KODIAK -- There's a new sight on Margaret Lake: Bright red buoys bobbing on its waters are part of net pens that will be home to 750,000 sockeye salmon fry until next spring.
"We're calling it the Margaret Lake sockeye overwinter rearing project," said Al Seale, Pillar Creek Hatchery's manager.
The project is a partnership between the Kodiak Regional Aquaculture Association and the lake's owner, Natives of Kodiak Inc., to generate more salmon for Kodiak Island.
Permits for the project were approved by the Alaska Department of Fish and Game.
The idea for the pens started when Pillar Creek Hatchery employees realized they had more than enough fry to meet state-contracted stocking goals, and they didn't want to have to destroy the extra fish.

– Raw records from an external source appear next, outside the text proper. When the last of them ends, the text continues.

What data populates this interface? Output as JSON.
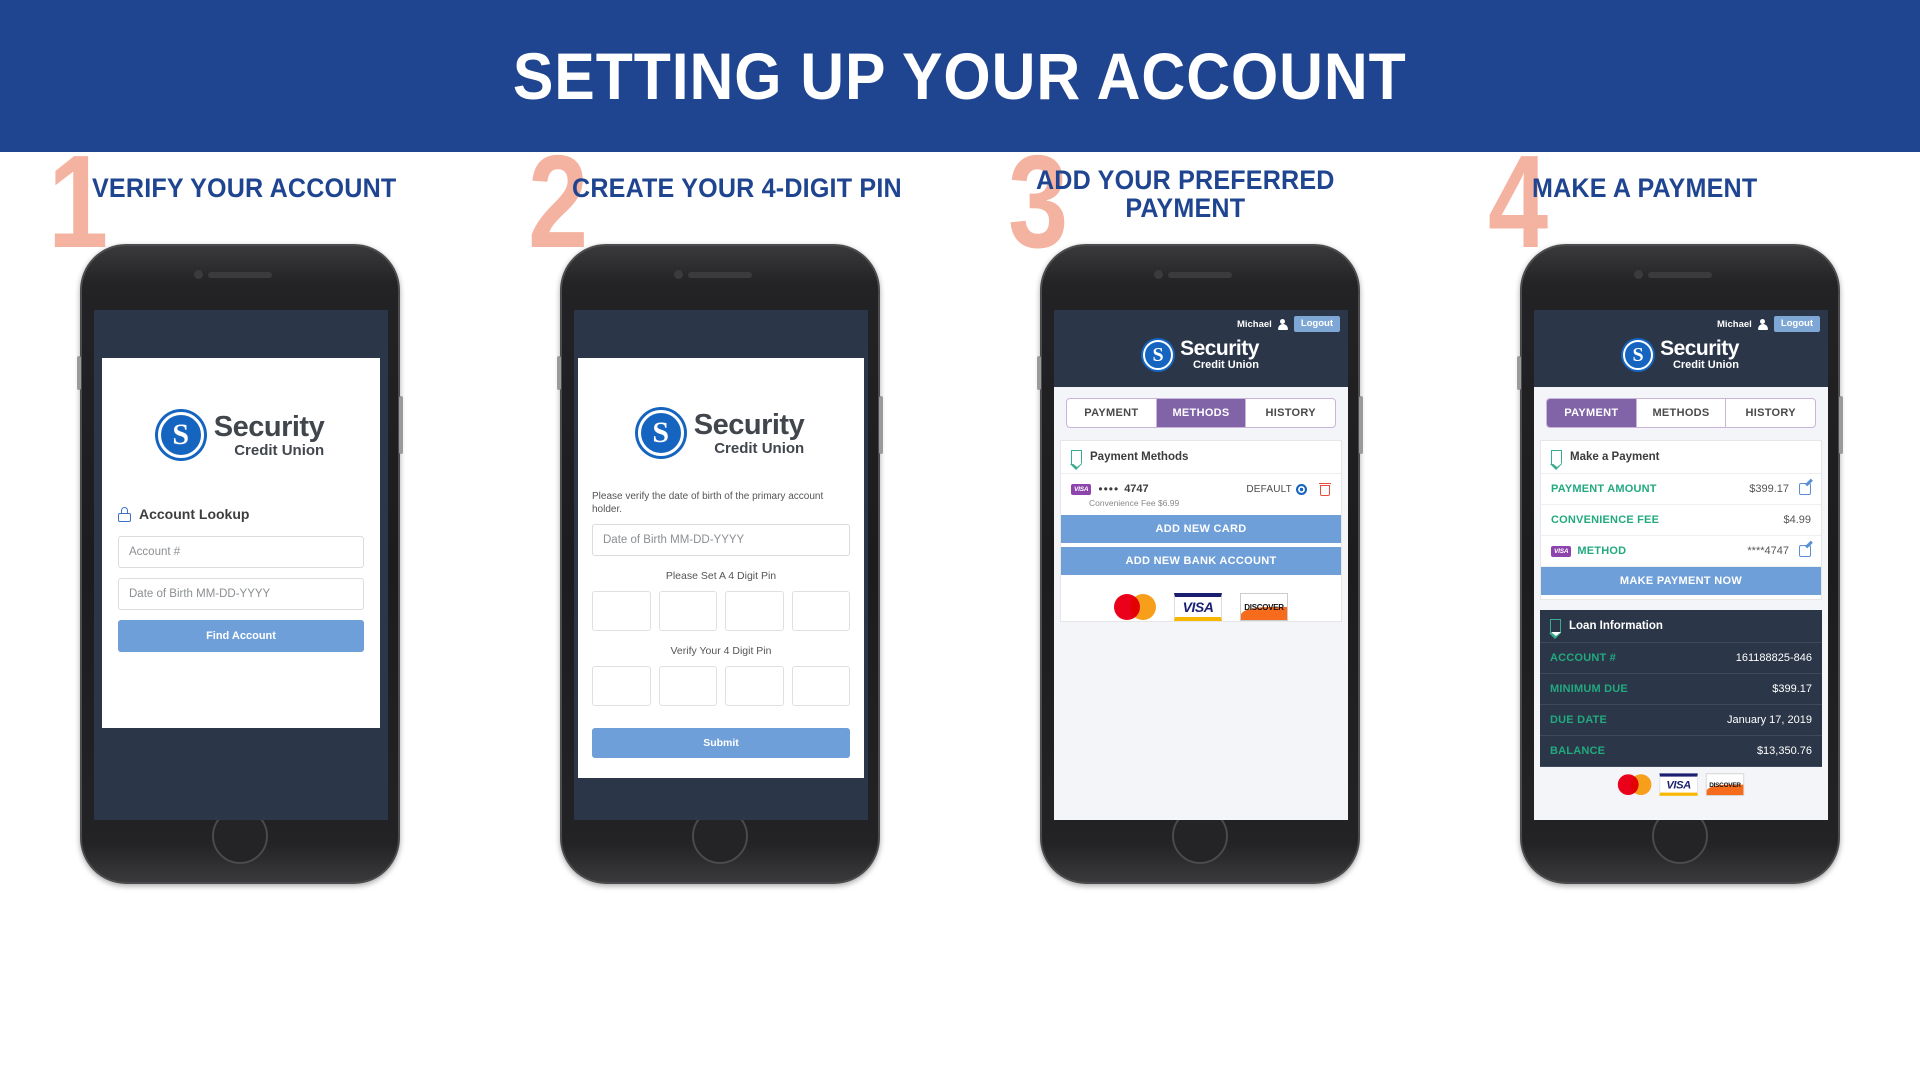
{
  "banner": {
    "title": "SETTING UP YOUR ACCOUNT"
  },
  "brand": {
    "logo_letter": "S",
    "name_line1": "Security",
    "name_line2": "Credit Union",
    "blue": "#1565c0",
    "header_blue": "#1f4590",
    "step_number_color": "#f4b3a0",
    "accent_purple": "#8163a8",
    "accent_green": "#22a97f",
    "button_blue": "#6f9fd8"
  },
  "steps": [
    {
      "number": "1",
      "title": "VERIFY YOUR ACCOUNT"
    },
    {
      "number": "2",
      "title": "CREATE YOUR 4-DIGIT PIN"
    },
    {
      "number": "3",
      "title": "ADD YOUR PREFERRED PAYMENT"
    },
    {
      "number": "4",
      "title": "MAKE A PAYMENT"
    }
  ],
  "screen1": {
    "section_title": "Account Lookup",
    "lock_icon": "lock-icon",
    "fields": [
      {
        "placeholder": "Account #"
      },
      {
        "placeholder": "Date of Birth MM-DD-YYYY"
      }
    ],
    "submit_label": "Find Account"
  },
  "screen2": {
    "verify_note": "Please verify the date of birth of the primary account holder.",
    "dob_placeholder": "Date of Birth MM-DD-YYYY",
    "set_pin_label": "Please Set A 4 Digit Pin",
    "verify_pin_label": "Verify Your 4 Digit Pin",
    "pin_boxes": [
      "",
      "",
      "",
      ""
    ],
    "submit_label": "Submit"
  },
  "screen3": {
    "user_name": "Michael",
    "user_icon": "person-icon",
    "logout_label": "Logout",
    "tabs": [
      {
        "label": "PAYMENT",
        "active": false
      },
      {
        "label": "METHODS",
        "active": true
      },
      {
        "label": "HISTORY",
        "active": false
      }
    ],
    "panel_title": "Payment Methods",
    "panel_icon": "bookmark-icon",
    "method": {
      "brand": "VISA",
      "dots": "••••",
      "last4": "4747",
      "default_label": "DEFAULT",
      "default_selected": true,
      "delete_icon": "trash-icon",
      "fee_note": "Convenience Fee $6.99"
    },
    "add_card_label": "ADD NEW CARD",
    "add_bank_label": "ADD NEW BANK ACCOUNT",
    "card_logos": [
      "mastercard-logo",
      "visa-logo",
      "discover-logo"
    ],
    "visa_logo_text": "VISA",
    "discover_logo_text": "DISCOVER"
  },
  "screen4": {
    "user_name": "Michael",
    "user_icon": "person-icon",
    "logout_label": "Logout",
    "tabs": [
      {
        "label": "PAYMENT",
        "active": true
      },
      {
        "label": "METHODS",
        "active": false
      },
      {
        "label": "HISTORY",
        "active": false
      }
    ],
    "panel_title": "Make a Payment",
    "panel_icon": "bookmark-icon",
    "payment_rows": [
      {
        "label": "PAYMENT AMOUNT",
        "value": "$399.17",
        "editable": true
      },
      {
        "label": "CONVENIENCE FEE",
        "value": "$4.99",
        "editable": false
      },
      {
        "label": "METHOD",
        "value": "****4747",
        "editable": true,
        "brand": "VISA"
      }
    ],
    "make_payment_label": "MAKE PAYMENT NOW",
    "loan_title": "Loan Information",
    "loan_icon": "bookmark-icon",
    "loan_rows": [
      {
        "label": "ACCOUNT #",
        "value": "161188825-846"
      },
      {
        "label": "MINIMUM DUE",
        "value": "$399.17"
      },
      {
        "label": "DUE DATE",
        "value": "January 17, 2019"
      },
      {
        "label": "BALANCE",
        "value": "$13,350.76"
      }
    ],
    "visa_logo_text": "VISA",
    "discover_logo_text": "DISCOVER"
  }
}
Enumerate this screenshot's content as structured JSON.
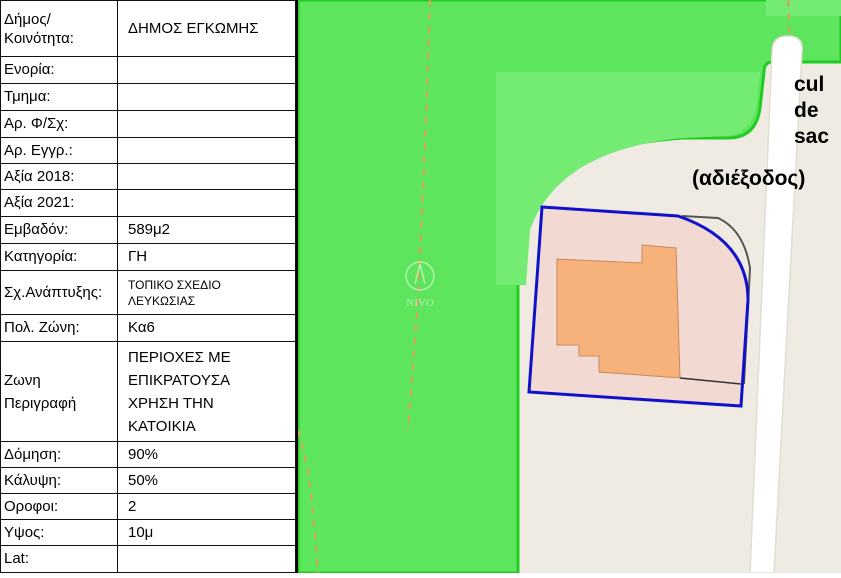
{
  "info_table": {
    "rows": [
      {
        "key": "Δήμος/\nΚοινότητα:",
        "value": "ΔΗΜΟΣ ΕΓΚΩΜΗΣ"
      },
      {
        "key": "Ενορία:",
        "value": ""
      },
      {
        "key": "Τμημα:",
        "value": ""
      },
      {
        "key": "Αρ. Φ/Σχ:",
        "value": ""
      },
      {
        "key": "Αρ. Εγγρ.:",
        "value": ""
      },
      {
        "key": "Αξία 2018:",
        "value": ""
      },
      {
        "key": "Αξία 2021:",
        "value": ""
      },
      {
        "key": "Εμβαδόν:",
        "value": "589μ2"
      },
      {
        "key": "Κατηγορία:",
        "value": "ΓΗ"
      },
      {
        "key": "Σχ.Ανάπτυξης:",
        "value": "ΤΟΠΙΚΟ ΣΧΕΔΙΟ\nΛΕΥΚΩΣΙΑΣ"
      },
      {
        "key": "Πολ. Ζώνη:",
        "value": "Κα6"
      },
      {
        "key": "Ζωνη\nΠεριγραφή",
        "value": "ΠΕΡΙΟΧΕΣ ΜΕ\nΕΠΙΚΡΑΤΟΥΣΑ\nΧΡΗΣΗ ΤΗΝ\nΚΑΤΟΙΚΙΑ"
      },
      {
        "key": "Δόμηση:",
        "value": "90%"
      },
      {
        "key": "Κάλυψη:",
        "value": "50%"
      },
      {
        "key": "Οροφοι:",
        "value": "2"
      },
      {
        "key": "Υψος:",
        "value": "10μ"
      },
      {
        "key": "Lat:",
        "value": ""
      }
    ]
  },
  "map": {
    "road_label_lines": [
      "cul",
      "de",
      "sac"
    ],
    "road_label_translation": "(αδιέξοδος)",
    "watermark_text": "NIVO",
    "colors": {
      "green_area": "#5de65d",
      "light_green": "#74ec74",
      "green_border": "#1fcc1f",
      "road_bg": "#efebe3",
      "road": "#ffffff",
      "parcel_fill": "#f2d9d2",
      "parcel_border": "#1111cc",
      "building_fill": "#f7b27c",
      "building_border": "#c48a5e",
      "trail": "#d9a15a"
    }
  }
}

"The reason we had inventory over our stocking goals is because of good survival at the hatchery," Seale said. "We had better than expected survivals from egg takes and other projects."
Right now there are two pens in the lake, filled with fry that each weigh around 1 gram -- 3 one hundredths of an ounce. The pens are each made of an aluminum frame, 12 buoys and netting. As the fry get larger, they will be split among two additional pens.
"They have room to grow. We're expecting them to explode with growth," hatchery employee Hawk Turman said.
Turman will make weekly trips out to the lake to do progress updates on the fish.
He'll check the wet weight of the fry and make observations on how healthy they look.
The fish will be fed eight times a day from now until the end of October when the lake freezes up and the fish go dormant. The fish will then survive off fat stores.
Two hatchery workers will camp near the lake for the next two and a half months to make sure the fish are fed and the equipment is safe.
The lake's culvert is sealed to make sure no fry escape into the Buskin River.
In the spring the fish will be taken out of the lake and taken to stocking locations where they will imprint. At that time, the fry will weigh between 10 and 15 grams.
The stocking locations will be decided when the Kodiak Regional Planning Team meets in October. The team is comprised of aquaculture association members and staff from the Alaska Department of Fish and Game.
"The public is invited to the planning meeting in October to give us suggestions on where they would like to see these fish go," Seale said.
It would be cheaper to transport the fish to a lake on the road system, but because of other programs and natural runs, the association may have a hard time finding a place on the road system.
"We have to put them somewhere so when they return, they're not going to cause a problem with wild stocks," Seale said.
The fish aren't expected to return as adults until 2015 at the earliest.
If the pens are successful, Seale is hoping the method can be used around the Kodiak archipelago. The amount of space and water at the Pillar Creek Hatchery limits production; this new method would enable Seale and his team to increase the number of fish across Kodiak Island.
"It's important for people to realize to have more fish we need to experiment with these projects and programs," he said. "By trying to reach out and find these different ways to produce more fish without having fish at the hatchery site, we can figure out how to produce more fish for the Kodiak region."